На этом основывался некий динамический порядок, который в семье считали непогрешимым.
Но пока мы очутились в июне, проскользнув туда вместе с английскими телеграммами, которые откладывали возвращение Сына, почти незаметно, но в конечном итоге осмысленно, такими благоразумными и четкими были они. В конце концов, раньше его явилась Великая Жара – удушающая, беспощадная, непременно в свой срок приходящая каждое лето в эти края, – и Юная Невеста ощутила всю ее тяжесть, почти позабытую после жизни в Аргентине, однажды ночью опознав ее окончательно, с абсолютной уверенностью, лежа в жирной, влажной темноте и ворочаясь в постели без сна, а ведь она обычно входила в сон без труда, блаженно, единственная в этом доме. Ворочаясь, она порывистым движением, ее саму удивившим, сдернула ночную рубашку, куда-то швырнула ее наугад, потом повернулась на бок, чтобы льняные простыни хоть на время освежили нагое тело. Я это проделала без стеснения в густой темноте, в этой комнате, где Дочь, в своей постели, в нескольких шагах, подружка, с которой мы уже сблизились, почти как сестры. Обычно мы разговаривали, потушив свет, обменивались несколькими фразами, делились секретами, потом прощались и входили в ночь, и сейчас я впервые задалась вопросом, что за тихая гортанная песнь доносится от постели Дочери каждый вечер, когда гаснет свет и иссякают секреты и слова, после обычного прощания – песнь эта колыхалась в воздухе долгое время, и я никак не могла дослушать ее до конца, всегда проваливаясь в сон, одна в этом доме без страха. Но то была не песнь – она отдавалась стоном, почти животным, – и нынче, в летнюю душную ночь, мне захотелось понять, что это такое, ведь жара все равно не давала уснуть, а тело без одежды делало меня совсем другой. И вот я какое-то время вслушивалась в песнь, что колыхалась в воздухе, чтобы лучше ее понять, а потом, в темноте, без околичностей спокойно спросила:
– Что это?
Песнь перестала колыхаться.
На какое-то время воцарилась тишина.
Потом Дочь отозвалась:
– Ты не знаешь, что это?
– Не знаю.
– Правда?
– Правда.
– Как это возможно?
Юная Невеста знала ответ, в точности могла припомнить, в какой из дней выбрала неведение, и даже объяснить во всех подробностях, почему сделала такой выбор. Но она попросту повторила:
– Не знаю.
Она услышала, как хихикнула Дочь, потом еще какой-то тихий шорох, потом спичка чиркнула, и засверкала, и приблизилась к фитилю – свет керосиновой лампы на миг показался чрезмерно ярким, но скоро вещи приобрели бережные, четкие очертания, все вещи, включая нагое тело Юной Невесты, которая не пошевелилась, осталась так, как была, и Дочь увидела это и улыбнулась.
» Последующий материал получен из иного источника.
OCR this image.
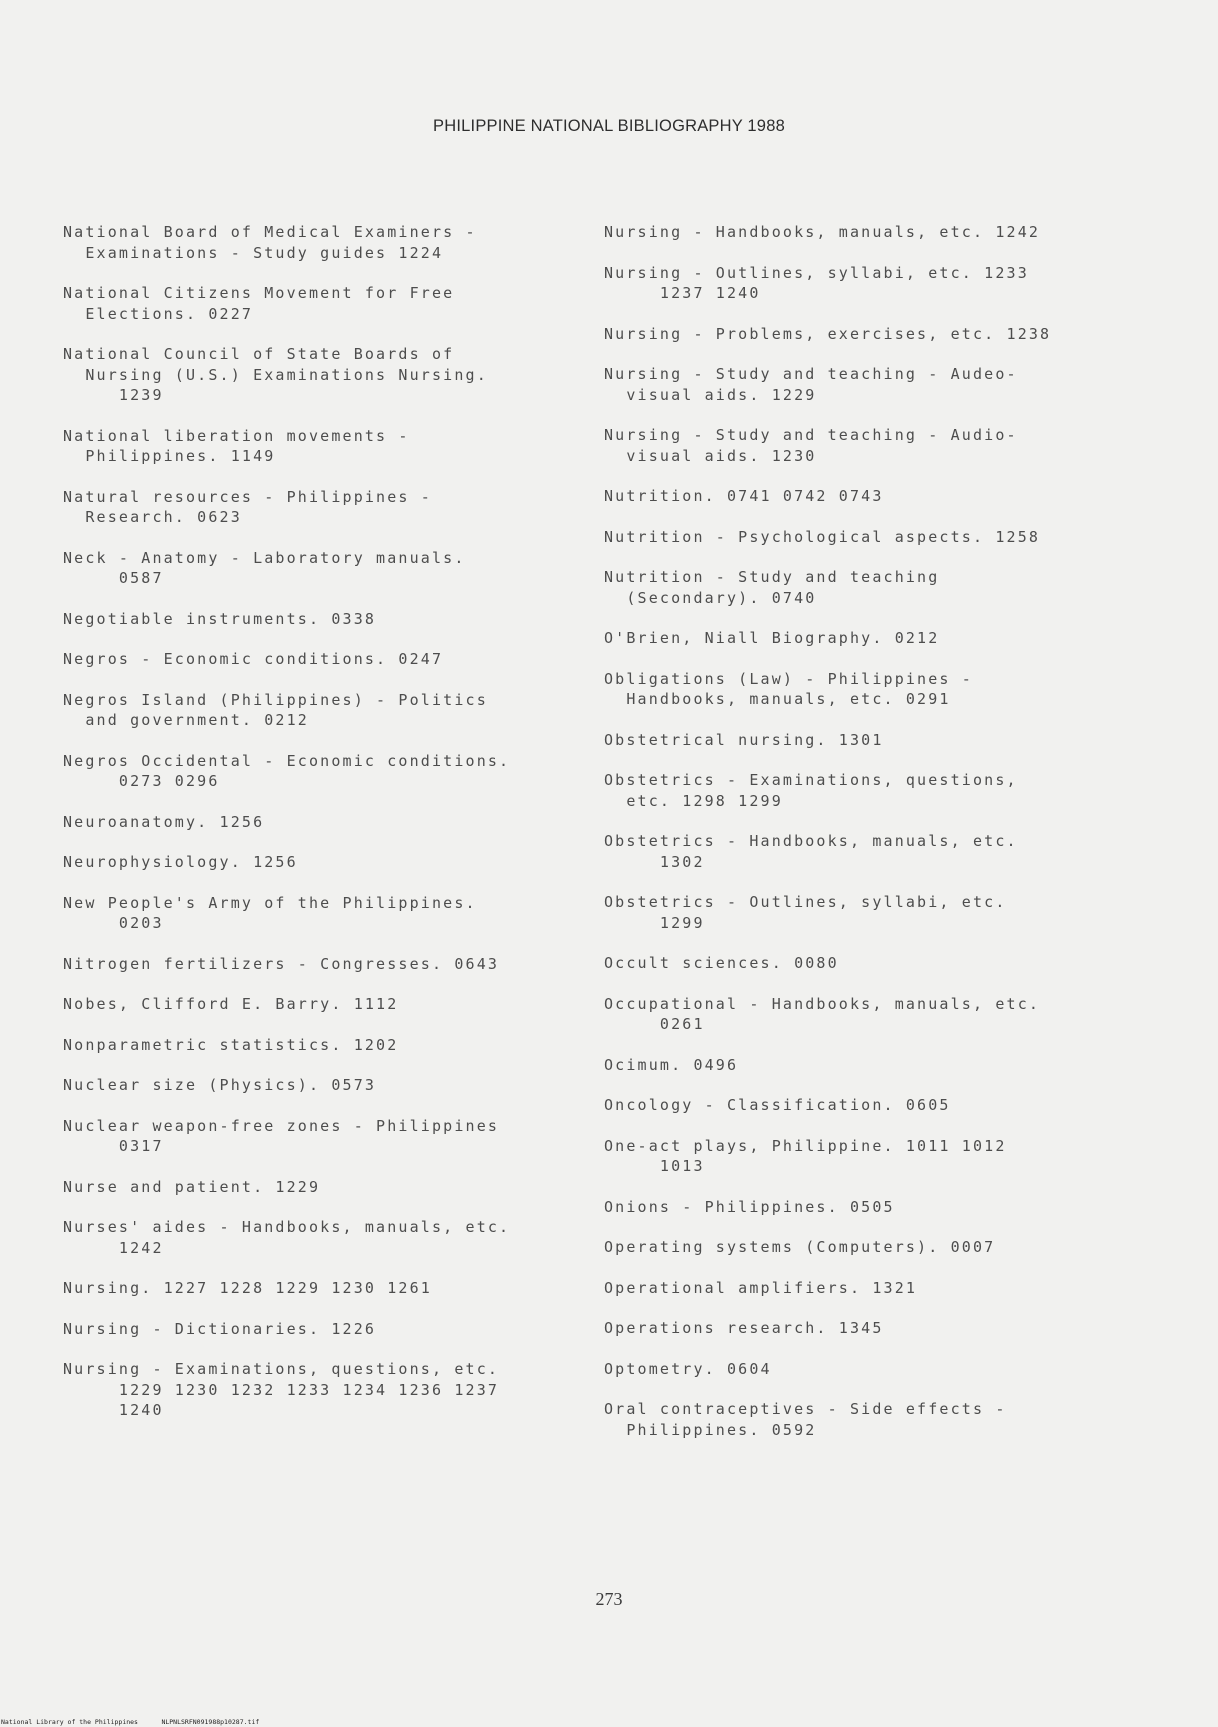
PHILIPPINE NATIONAL BIBLIOGRAPHY 1988
National Board of Medical Examiners -
Examinations - Study guides 1224
National Citizens Movement for Free
Elections. 0227
National Council of State Boards of
Nursing (U.S.) Examinations Nursing.
1239
National liberation movements -
Philippines. 1149
Natural resources - Philippines -
Research. 0623
Neck - Anatomy - Laboratory manuals.
0587
Negotiable instruments. 0338
Negros - Economic conditions. 0247
Negros Island (Philippines) - Politics
and government. 0212
Negros Occidental - Economic conditions.
0273 0296
Neuroanatomy. 1256
Neurophysiology. 1256
New People's Army of the Philippines.
0203
Nitrogen fertilizers - Congresses. 0643
Nobes, Clifford E. Barry. 1112
Nonparametric statistics. 1202
Nuclear size (Physics). 0573
Nuclear weapon-free zones - Philippines
0317
Nurse and patient. 1229
Nurses' aides - Handbooks, manuals, etc.
1242
Nursing. 1227 1228 1229 1230 1261
Nursing - Dictionaries. 1226
Nursing - Examinations, questions, etc.
1229 1230 1232 1233 1234 1236 1237
1240
Nursing - Handbooks, manuals, etc. 1242
Nursing - Outlines, syllabi, etc. 1233
1237 1240
Nursing - Problems, exercises, etc. 1238
Nursing - Study and teaching - Audeo-
visual aids. 1229
Nursing - Study and teaching - Audio-
visual aids. 1230
Nutrition. 0741 0742 0743
Nutrition - Psychological aspects. 1258
Nutrition - Study and teaching
(Secondary). 0740
O'Brien, Niall Biography. 0212
Obligations (Law) - Philippines -
Handbooks, manuals, etc. 0291
Obstetrical nursing. 1301
Obstetrics - Examinations, questions,
etc. 1298 1299
Obstetrics - Handbooks, manuals, etc.
1302
Obstetrics - Outlines, syllabi, etc.
1299
Occult sciences. 0080
Occupational - Handbooks, manuals, etc.
0261
Ocimum. 0496
Oncology - Classification. 0605
One-act plays, Philippine. 1011 1012
1013
Onions - Philippines. 0505
Operating systems (Computers). 0007
Operational amplifiers. 1321
Operations research. 1345
Optometry. 0604
Oral contraceptives - Side effects -
Philippines. 0592
273
National Library of the Philippines      NLPNLSRFN091988p10287.tif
– Это мой способ войти в ночь, – сказала она. – Если я не сделаю это, не смогу заснуть, это мой способ.
– Это и правда так трудно? – спросила Юная Невеста.
– Что – это?
– Войти в ночь, для вас.
– Да. Тебе смешно?
– Нет, но тут какая-то тайна, мне непросто понять.
– Но ведь тебе известна вся история?
– Не совсем.
– Никто в этой семье ни разу не умер днем, это ты знаешь.
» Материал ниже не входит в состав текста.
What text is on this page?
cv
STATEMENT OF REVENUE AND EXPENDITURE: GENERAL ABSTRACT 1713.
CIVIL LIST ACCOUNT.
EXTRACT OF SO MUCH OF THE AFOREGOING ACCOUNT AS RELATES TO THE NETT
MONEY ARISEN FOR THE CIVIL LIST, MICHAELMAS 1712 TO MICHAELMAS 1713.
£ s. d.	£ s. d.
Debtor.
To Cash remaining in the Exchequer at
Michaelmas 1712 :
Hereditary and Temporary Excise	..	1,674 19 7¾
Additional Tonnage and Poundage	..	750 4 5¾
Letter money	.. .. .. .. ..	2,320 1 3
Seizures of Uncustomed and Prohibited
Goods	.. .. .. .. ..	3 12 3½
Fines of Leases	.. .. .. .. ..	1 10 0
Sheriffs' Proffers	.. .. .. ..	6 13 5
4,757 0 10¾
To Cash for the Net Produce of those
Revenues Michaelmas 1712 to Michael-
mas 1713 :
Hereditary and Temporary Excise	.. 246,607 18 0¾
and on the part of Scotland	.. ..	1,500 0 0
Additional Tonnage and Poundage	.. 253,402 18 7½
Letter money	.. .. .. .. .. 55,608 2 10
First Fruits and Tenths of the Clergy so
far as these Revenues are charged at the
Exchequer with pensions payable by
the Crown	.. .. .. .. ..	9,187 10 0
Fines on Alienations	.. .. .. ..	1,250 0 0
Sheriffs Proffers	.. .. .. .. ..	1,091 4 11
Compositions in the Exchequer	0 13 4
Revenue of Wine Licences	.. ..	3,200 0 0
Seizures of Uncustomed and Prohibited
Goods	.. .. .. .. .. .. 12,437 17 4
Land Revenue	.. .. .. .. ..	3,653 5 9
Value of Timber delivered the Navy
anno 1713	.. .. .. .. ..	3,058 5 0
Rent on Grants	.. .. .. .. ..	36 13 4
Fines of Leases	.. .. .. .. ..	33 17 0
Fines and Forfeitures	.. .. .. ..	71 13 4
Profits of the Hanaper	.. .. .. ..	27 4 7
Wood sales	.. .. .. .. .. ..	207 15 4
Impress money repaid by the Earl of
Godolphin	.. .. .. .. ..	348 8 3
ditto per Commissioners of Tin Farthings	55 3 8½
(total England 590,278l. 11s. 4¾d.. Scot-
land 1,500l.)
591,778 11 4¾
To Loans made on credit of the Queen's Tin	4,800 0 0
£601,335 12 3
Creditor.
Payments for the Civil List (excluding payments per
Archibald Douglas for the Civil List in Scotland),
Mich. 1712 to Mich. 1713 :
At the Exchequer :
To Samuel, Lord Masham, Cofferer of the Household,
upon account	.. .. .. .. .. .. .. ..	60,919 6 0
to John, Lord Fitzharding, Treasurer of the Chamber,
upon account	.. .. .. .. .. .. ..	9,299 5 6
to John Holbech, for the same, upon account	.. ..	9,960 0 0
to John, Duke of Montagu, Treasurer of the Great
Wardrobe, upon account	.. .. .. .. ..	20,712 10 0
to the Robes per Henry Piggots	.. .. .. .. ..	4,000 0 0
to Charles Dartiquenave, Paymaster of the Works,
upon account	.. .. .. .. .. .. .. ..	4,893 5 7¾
– Да. Не верю в это, но знаю. А ты веришь?
– Я знаю истории всех, кто умер ночью, всех и каждого, с самого детства знаю.
– Может, это легенды.
– Троих я видела.
– Это нормально, многие умирают ночью.
– Да, но не все. Здесь даже дети ночью родятся мертвыми.
– Ты меня пугаешь.
– Вот видишь,
Какое-то время они молчали, многое нужно было рассмотреть.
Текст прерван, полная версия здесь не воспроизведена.